Обсуждение: Newbie question about importing text files...

Поиск

Список

Период

Сортировка

Newbie question about importing text files...

От

Jonathan Greenberg

Дата:

10 октября 2006 г., 02:50:57

So I've been looking at the documentation for COPY, and I'm curious about a
number of features which do not appear to be included, and whether these
functions are found someplace else:

1) How do I skip an arbitrary # of "header" lines (e.g. > 1 header line) to
begin reading in data?
2) Is it possible to screen out lines which begin with a comment character
(common outputs for csv/txt files from various programs)?
3) Is there a way to read in fixed width files?

Thanks!

--j

--
Jonathan A. Greenberg, PhD
NRC Research Associate
NASA Ames Research Center
MS 242-4
Moffett Field, CA 94035-1000
Office: 650-604-5896
Cell: 415-794-5043
AIM: jgrn307
MSN: jgrn307@hotmail.com

Re: Newbie question about importing text files...

От

"Merlin Moncure"

Дата:

10 октября 2006 г., 03:44:08

On 10/10/06, Jonathan Greenberg <jgreenberg@arc.nasa.gov> wrote:
> So I've been looking at the documentation for COPY, and I'm curious about a
> number of features which do not appear to be included, and whether these
> functions are found someplace else:

> 1) How do I skip an arbitrary # of "header" lines (e.g. > 1 header line) to
> begin reading in data?

if in 'csv' mode, you can set the header flag.  if not, standard unix
tools fit the bill:
cat import.txt | tail -n +2 > output.txt  <-- from bash
copy table foo from '/home/import.txt';

on windows? get cygwin!

or, if you prefer a more sql-ish solution, load your text data into
scratch tables (all text fields) as is and do filtering there. this
works pretty well actually.

copy table foo from '/home/import.txt';
create table bar as select * from foo offset 3;

theres a million way to do this, most inolve processing before or
after the copy statement, unless you happen to be importing csv
(often, but not always works as is) or data generated from postgresql.
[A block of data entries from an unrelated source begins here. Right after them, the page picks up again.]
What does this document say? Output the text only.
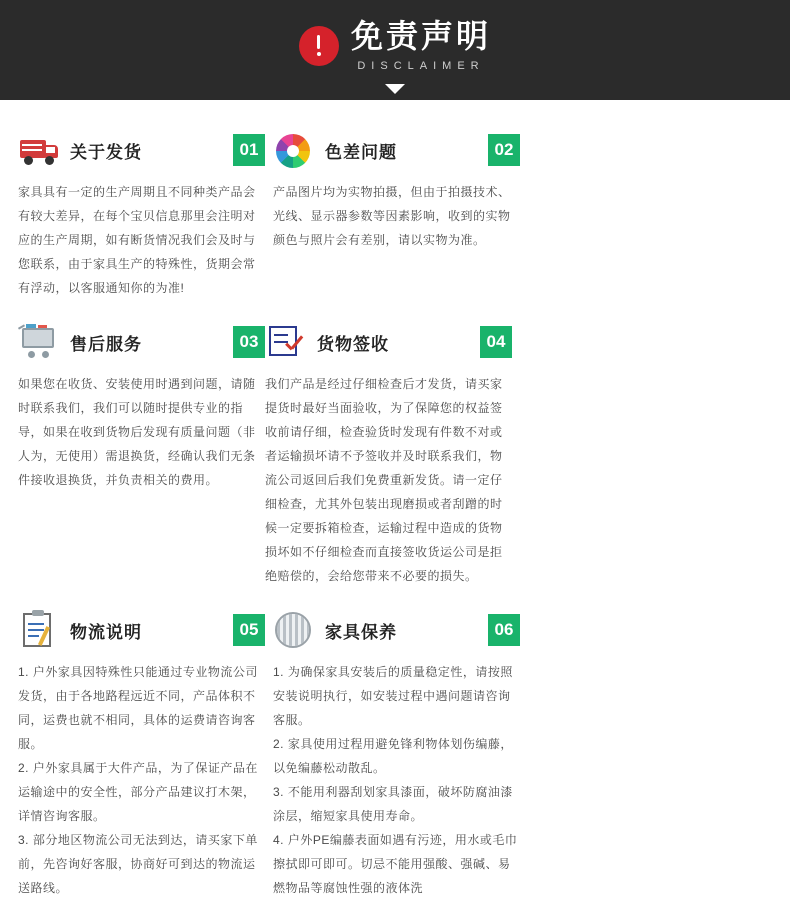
免责声明
DISCLAIMER
关于发货	01

家具具有一定的生产周期且不同种类产品会有较大差异，在每个宝贝信息那里会注明对应的生产周期，如有断货情况我们会及时与您联系，由于家具生产的特殊性，货期会常有浮动，以客服通知你的为准!

色差问题	02

产品图片均为实物拍摄，但由于拍摄技术、光线、显示器参数等因素影响，收到的实物颜色与照片会有差别，请以实物为准。

售后服务	03

如果您在收货、安装使用时遇到问题，请随时联系我们，我们可以随时提供专业的指导，如果在收到货物后发现有质量问题（非人为，无使用）需退换货，经确认我们无条件接收退换货，并负责相关的费用。

货物签收	04

我们产品是经过仔细检查后才发货，请买家提货时最好当面验收，为了保障您的权益签收前请仔细，检查验货时发现有件数不对或者运输损坏请不予签收并及时联系我们，物流公司返回后我们免费重新发货。请一定仔细检查，尤其外包装出现磨损或者刮蹭的时候一定要拆箱检查，运输过程中造成的货物损坏如不仔细检查而直接签收货运公司是拒绝赔偿的，会给您带来不必要的损失。

物流说明	05

1. 户外家具因特殊性只能通过专业物流公司发货，由于各地路程远近不同，产品体积不同，运费也就不相同，具体的运费请咨询客服。

2. 户外家具属于大件产品，为了保证产品在运输途中的安全性，部分产品建议打木架，详情咨询客服。

3. 部分地区物流公司无法到达，请买家下单前，先咨询好客服，协商好可到达的物流运送路线。

家具保养	06

1. 为确保家具安装后的质量稳定性，请按照安装说明执行，如安装过程中遇问题请咨询客服。

2. 家具使用过程用避免锋利物体划伤编藤，以免编藤松动散乱。

3. 不能用利器刮划家具漆面，破坏防腐油漆涂层，缩短家具使用寿命。

4. 户外PE编藤表面如遇有污迹，用水或毛巾擦拭即可即可。切忌不能用强酸、强碱、易燃物品等腐蚀性强的液体洗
> 2) Is it possible to screen out lines which begin with a comment character
> (common outputs for csv/txt files from various programs)?

see notes above.
1. import all data to scratch table
2. use sql

alternative: master perl (i prefer sql approach usually, perl scares me!)

> 3) Is there a way to read in fixed width files?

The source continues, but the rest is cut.